Lui, novello Gregor Samsa, non sa più come interpretare l’evento: si tratta di follia (sua o degli altri?), di un fatto inspiegabile, o di una terribile macchinazione ideata dalla moglie. Scappa a Hong Kong, vaga senza un obiettivo, arrovellato dalle ossessioni, ma la fuga dagli altri non comporta la fuga da se stesso. L’unica cosa certa che il lettore sa è che tutto diventa possibile e che non esiste un’unica verità, chiara e conoscibile. Tutto ruota intorno ai punti di vista.

Di sapore kafkiano, con reminiscenze gogoliane e pirandelliane, la metamorfosi in atto si svolge in un’atmosfera di crescente paranoia: il protagonista (non a caso senza nome) non è più in grado di distinguere tra pensieri e realtà fino a quando quest’ultima sembra trasformarsi in una mostruosa allucinazione.

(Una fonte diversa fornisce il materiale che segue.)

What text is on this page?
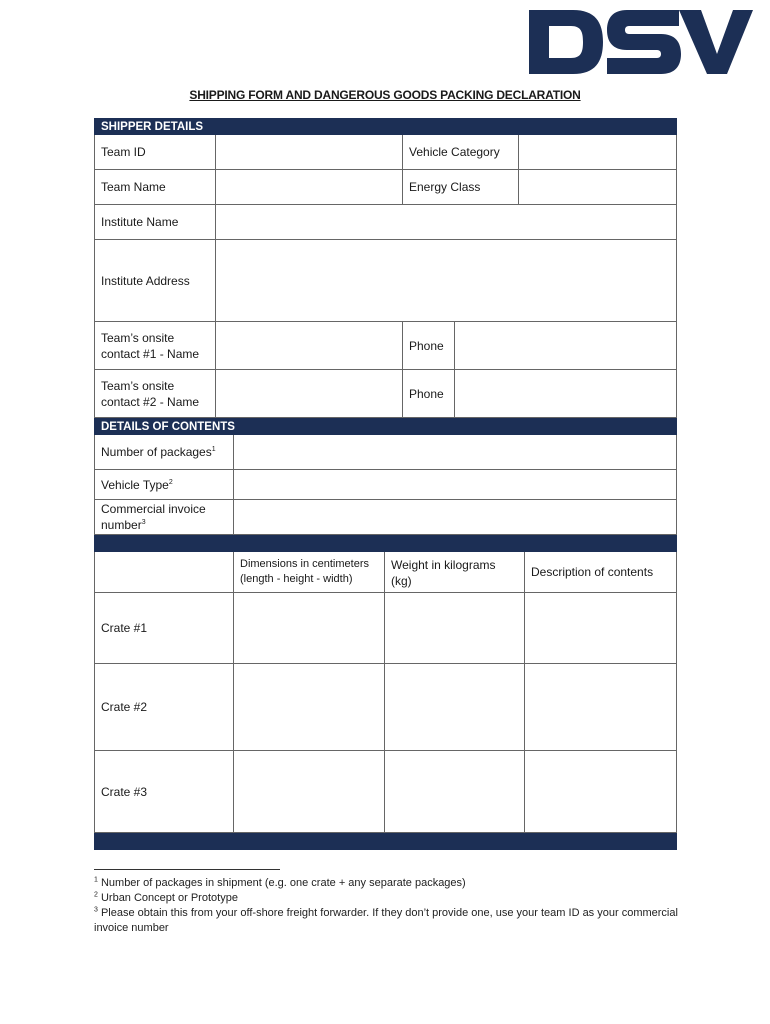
SHIPPING FORM AND DANGEROUS GOODS PACKING DECLARATION
SHIPPER DETAILS
Team ID	Vehicle Category
Team Name	Energy Class
Institute Name
Institute Address
Team’s onsite contact #1 - Name
Phone
Team’s onsite contact #2 - Name
Phone
DETAILS OF CONTENTS
Number of packages$^1$
Vehicle Type$^2$
Commercial invoice number$^3$
Dimensions in centimeters (length - height - width)
Weight in kilograms (kg)
Description of contents
Crate #1
Crate #2
Crate #3
$^1$ Number of packages in shipment (e.g. one crate + any separate packages)
$^2$ Urban Concept or Prototype
$^3$ Please obtain this from your off-shore freight forwarder. If they don’t provide one, use your team ID as your commercial invoice number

I baffi diventano un’apologia dell’identità, messa in discussione e definita dalla società in cui viviamo. Chi siamo davvero davanti allo specchio? Quanto potere hanno gli altri di decostruire l’immagine che ognuno ha di sé?
Lo scrittore si focalizza sui pezzi perduti, sui cumuli di macerie che portano alla dissoluzione di sé stesso come singolo individuo ma anche in funzione del rapporto con l’altro: un’orchestra in cui i singoli musicisti cominciano a stonare dando luogo ad una melodia alterata, straniante che per nulla somiglia a quella iniziale. Nessuno è pazzo e tutti sono pazzi. E noi siamo sicuri di essere ciò che crediamo?